Hope’s insistent search for meaning in her sister’s struggle takes such an emotional toll on her during the making of the film that she breaks her own sobriety of sixteen years right on camera, in one of the most harrowing moments of confessional cinema that I’ve ever seen. The film is redemptive in the end, too, as Hope mounts “Ruth’s Dream,” an installation of illuminated boxes wrapped in transparencies of Ruth’s photographs on exhibit in the lobby of Bellevue Hospital, a project that Ruth had begun working on herself just prior to her death but was never able to complete. The exhibit and the film are both a testament to the director’s unwavering courage in preserving her sister’s spirit, and I think that the movie will also be a helpful document for those who are navigating grief from the loss of a loved one to suicide.
Finally, I also enjoyed one beautifully made biopic in this year’s festival, Dome Karukosken’s Tom of Finland. I’m sure that this is the only narrative feature film ever to begin and end at Chicago’s popular IML (International Mr. Leather) conference and competition for gay/bi leathermen and the BDSM community. It’s amazing that what occurs between those two bookends in the movie unfolds within the classic period biopic formula.

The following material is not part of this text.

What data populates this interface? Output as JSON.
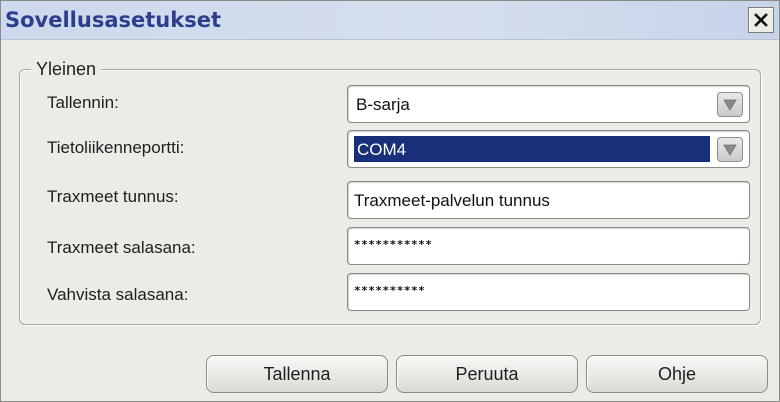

The film follows the rise of famed Finnish visual artist Touko Laaksonen (soulfully portrayed by Pekka Strang), who was later given the pseudonym Tom of Finland by Bob Mizer, the publisher of American beefcake magazine Physique Pictorial. Tom of Finland’s drawings depict hyper-sexualized fantasy versions of various uniformed (and un-uniformed) masculine types, from sailors to policemen to motorcyclists, all so outrageously proportioned and perfect that they burst off the page. While the art itself features less in the film than does Laaksonen’s life, including his 28-year relationship with his boyfriend Nipa (played by Lauri Tilkanen), who died in 1981, the film features several actors in military and prison inquisition scenes who look like they’d fit right in with the kind of figures Tom of Finland drew throughout his storied and liberating artistic career.

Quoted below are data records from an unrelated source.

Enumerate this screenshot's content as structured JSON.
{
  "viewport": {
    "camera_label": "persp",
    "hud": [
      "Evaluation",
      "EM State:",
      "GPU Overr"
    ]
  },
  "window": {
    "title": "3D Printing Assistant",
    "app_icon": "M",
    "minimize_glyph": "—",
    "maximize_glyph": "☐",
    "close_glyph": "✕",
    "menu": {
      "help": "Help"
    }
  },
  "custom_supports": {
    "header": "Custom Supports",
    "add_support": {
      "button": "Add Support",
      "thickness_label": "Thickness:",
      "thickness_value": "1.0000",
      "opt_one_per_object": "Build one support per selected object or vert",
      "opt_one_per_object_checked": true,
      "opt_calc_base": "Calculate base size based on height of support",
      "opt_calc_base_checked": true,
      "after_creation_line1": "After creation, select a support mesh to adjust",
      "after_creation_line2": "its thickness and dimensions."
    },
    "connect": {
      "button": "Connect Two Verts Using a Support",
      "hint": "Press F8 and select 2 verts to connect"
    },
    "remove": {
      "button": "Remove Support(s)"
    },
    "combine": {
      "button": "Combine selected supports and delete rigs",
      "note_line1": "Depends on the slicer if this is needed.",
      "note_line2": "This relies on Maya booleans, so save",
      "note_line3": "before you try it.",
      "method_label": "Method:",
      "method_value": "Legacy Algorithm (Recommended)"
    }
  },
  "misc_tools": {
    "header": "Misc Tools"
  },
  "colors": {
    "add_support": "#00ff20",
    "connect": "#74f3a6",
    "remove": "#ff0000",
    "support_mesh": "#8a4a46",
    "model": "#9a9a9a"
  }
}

I’ll close with one key moment from the conversation with this year’s Excellence in Acting award recipient, Chloë Sevigny, who was interviewed on stage by deputy director of the Film Society of Lincoln Center, Eugene Hernandez. When he asked Sevigny to name one thing that she loves about acting and one thing that she hates about it, she responded that though she loves getting outside of herself while escaping into a film character, she hates aging as an actress. To help counter the effect that Hollywood can often have on women’s careers, a new record of half the films featured in this year’s Provincetown International Film Festival were directed by women. That’s roughly ten times the percentage of mainstream Hollywood films that are directed by women each year. This crucial kind of social progress reassures me that, despite the challenges faced by filmmakers and creative artists in upcoming years, great cinema will continue to get funded, and lasting art will continue to be made.